SOUTH AFRICA: OPERATORS HOWL OVER ICASA PROPOSALS TO LOWER INTERCONNECT
Moves by the telecommunications regulator to slash the fees that rival operators charge to route calls from one network to another would not result in a substantial cut in the costs to consumers, the operators claimed on Monday last.
The Independent Communications Authority of SA (ICASA) says Telkom and the mobile operators charge each other too much to interconnect their calls. ICASA believes consumers will benefit if it forces the fees down.
But ICASA was wrong about the net effect, and was also overstepping its powers by proposing to intervene, said Telkom and MTN at public hearings on Monday. ICASA has drawn up interconnection guidelines proposing that the operators charge a fee that reflects the actual cost of terminating a call on their networks.
That could be at least 30% lower than the present fees. At the moment, interconnection fees account for 66% of what consumers pay for a fixed line-to-mobile call and 11% of a mobile-to-fixed line call, according to recent research.
The operators argue that although they pay some fees as well as receive some fees, the rates are negotiated so the players that have invested the most in their networks receive more than they pay, to help them recoup their costs.
Telkom's regulatory affairs executive, Gabriele Celli, said cost-based fees would leave the operators unable to recover the costs incurred in rolling out their networks. MTN's GM of regulatory affairs, Graham de Vries, agreed that cost-based fees would undermine MTN's investment.
"ICASA is on the verge of restructuring the industry through interconnection guide-lines that would probably be the most intrusive regulations deployed for mobile operators anywhere in the world," he said. "High interconnection fees have no impact on retail prices because the operators receive as much as they pay," De Vries said.
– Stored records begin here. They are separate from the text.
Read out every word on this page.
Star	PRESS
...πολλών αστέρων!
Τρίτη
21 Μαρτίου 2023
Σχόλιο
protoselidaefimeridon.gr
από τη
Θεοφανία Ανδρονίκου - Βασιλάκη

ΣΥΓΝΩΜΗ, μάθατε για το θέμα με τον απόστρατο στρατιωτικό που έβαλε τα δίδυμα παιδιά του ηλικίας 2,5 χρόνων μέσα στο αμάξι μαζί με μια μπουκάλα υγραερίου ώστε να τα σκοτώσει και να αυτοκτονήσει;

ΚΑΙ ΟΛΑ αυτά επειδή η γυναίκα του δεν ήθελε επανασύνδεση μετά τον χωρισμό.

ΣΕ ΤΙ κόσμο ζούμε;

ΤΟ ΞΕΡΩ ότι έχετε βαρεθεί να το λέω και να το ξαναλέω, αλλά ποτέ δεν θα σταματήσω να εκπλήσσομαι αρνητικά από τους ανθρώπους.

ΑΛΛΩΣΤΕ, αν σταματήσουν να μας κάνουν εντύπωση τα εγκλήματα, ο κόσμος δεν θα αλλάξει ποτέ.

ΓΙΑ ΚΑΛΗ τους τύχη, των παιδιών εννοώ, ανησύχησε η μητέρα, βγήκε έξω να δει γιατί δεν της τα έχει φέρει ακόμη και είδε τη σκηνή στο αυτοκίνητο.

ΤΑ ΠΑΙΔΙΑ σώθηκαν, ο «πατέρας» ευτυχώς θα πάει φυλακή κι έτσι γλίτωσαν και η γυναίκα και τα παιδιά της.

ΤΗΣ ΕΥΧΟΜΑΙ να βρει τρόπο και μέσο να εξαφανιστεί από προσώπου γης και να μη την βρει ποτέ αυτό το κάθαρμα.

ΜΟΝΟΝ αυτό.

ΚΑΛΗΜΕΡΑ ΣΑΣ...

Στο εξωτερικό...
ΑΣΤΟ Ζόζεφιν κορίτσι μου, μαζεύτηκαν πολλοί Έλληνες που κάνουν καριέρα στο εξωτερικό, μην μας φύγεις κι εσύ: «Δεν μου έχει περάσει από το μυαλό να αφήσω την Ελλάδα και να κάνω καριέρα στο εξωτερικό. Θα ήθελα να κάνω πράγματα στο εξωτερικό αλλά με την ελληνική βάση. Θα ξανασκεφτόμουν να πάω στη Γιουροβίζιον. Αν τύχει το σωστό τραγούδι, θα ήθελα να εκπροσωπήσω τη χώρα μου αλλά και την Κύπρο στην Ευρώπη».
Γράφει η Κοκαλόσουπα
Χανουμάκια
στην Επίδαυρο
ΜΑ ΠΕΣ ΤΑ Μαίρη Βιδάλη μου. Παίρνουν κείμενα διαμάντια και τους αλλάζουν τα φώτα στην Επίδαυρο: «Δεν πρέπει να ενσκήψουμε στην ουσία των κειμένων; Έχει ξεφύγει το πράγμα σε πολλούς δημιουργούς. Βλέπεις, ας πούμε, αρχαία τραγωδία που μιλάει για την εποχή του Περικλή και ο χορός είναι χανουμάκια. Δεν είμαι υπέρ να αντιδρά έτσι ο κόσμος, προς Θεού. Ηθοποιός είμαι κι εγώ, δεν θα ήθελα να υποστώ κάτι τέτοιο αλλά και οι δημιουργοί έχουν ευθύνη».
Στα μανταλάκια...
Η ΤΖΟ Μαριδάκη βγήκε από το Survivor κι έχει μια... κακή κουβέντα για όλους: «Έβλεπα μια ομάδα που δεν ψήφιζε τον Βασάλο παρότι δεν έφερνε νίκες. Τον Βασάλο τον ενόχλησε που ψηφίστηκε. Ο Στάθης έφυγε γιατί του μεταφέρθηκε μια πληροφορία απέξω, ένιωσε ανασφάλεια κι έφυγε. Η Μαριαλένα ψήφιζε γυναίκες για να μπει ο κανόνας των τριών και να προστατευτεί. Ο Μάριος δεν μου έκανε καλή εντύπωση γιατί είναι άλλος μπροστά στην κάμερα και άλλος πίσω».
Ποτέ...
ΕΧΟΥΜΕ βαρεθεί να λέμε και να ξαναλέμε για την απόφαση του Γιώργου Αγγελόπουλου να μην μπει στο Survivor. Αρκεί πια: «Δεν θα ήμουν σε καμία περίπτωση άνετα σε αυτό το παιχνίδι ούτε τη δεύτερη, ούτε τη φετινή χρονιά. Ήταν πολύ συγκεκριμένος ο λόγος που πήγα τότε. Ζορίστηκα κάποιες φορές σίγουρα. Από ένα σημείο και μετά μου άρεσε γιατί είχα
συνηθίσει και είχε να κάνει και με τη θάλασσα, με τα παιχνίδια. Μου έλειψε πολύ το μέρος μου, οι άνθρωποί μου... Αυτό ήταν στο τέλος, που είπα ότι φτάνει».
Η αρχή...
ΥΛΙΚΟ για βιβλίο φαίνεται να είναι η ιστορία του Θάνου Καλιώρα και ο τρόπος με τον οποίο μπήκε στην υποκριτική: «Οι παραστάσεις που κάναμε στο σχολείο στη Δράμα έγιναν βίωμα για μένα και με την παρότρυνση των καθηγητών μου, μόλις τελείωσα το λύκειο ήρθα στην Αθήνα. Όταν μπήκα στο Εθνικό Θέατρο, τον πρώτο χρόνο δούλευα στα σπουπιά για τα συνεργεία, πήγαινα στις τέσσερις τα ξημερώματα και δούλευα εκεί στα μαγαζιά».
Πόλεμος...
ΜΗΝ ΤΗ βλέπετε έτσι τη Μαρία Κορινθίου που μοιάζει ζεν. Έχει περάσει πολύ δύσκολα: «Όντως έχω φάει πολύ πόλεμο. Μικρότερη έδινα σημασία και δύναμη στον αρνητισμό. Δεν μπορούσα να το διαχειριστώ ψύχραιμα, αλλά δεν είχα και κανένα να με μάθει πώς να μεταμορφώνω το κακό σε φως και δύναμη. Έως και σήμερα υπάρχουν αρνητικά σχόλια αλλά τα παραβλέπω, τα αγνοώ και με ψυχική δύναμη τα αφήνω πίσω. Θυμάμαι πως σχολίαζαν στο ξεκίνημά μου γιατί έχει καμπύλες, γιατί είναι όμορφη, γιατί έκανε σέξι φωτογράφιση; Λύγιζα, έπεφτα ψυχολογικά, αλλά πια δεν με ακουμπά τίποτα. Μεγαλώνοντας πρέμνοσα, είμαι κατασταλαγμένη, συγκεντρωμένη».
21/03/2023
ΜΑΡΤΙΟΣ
What fees did was allow South African operators to earn more money from foreign operators, as local users typically receive three times more international calls than they make, he said.
If Icasa felt there was a problem with the cost of calls, it could take less Draconian steps than intervening in the interconnection fees, he said. "You take a fly swatter to a fly, not a hammer."
Interconnection fees are subject to confidentiality clauses but, according to Genesis Analytics, Telkom charges 31c at peak times and 17c in off-peak periods for mobile-to-fixed calls.
The mobile operators charge R1,25, which was probably at least 30% higher than the actual cost of connecting the calls, Genesis said. ICASA councillor Zolisa Masiza said there had been a 635% rise in interconnection fees over 11 years, up from 20c.
Current laws allow Icasa to impose cost-based inter- connection fees on "dominant" operators and ICASA has declared Telkom a dominant player.
ICASA has also ruled that MTN and Vodacom are dominant companies, which would let ICASA determine their interconnection fees. MTN and Vodacom oppose that view and have gone to the Supreme Court to argue that, although they have big shares of the market, that does not translate into unfair dominance.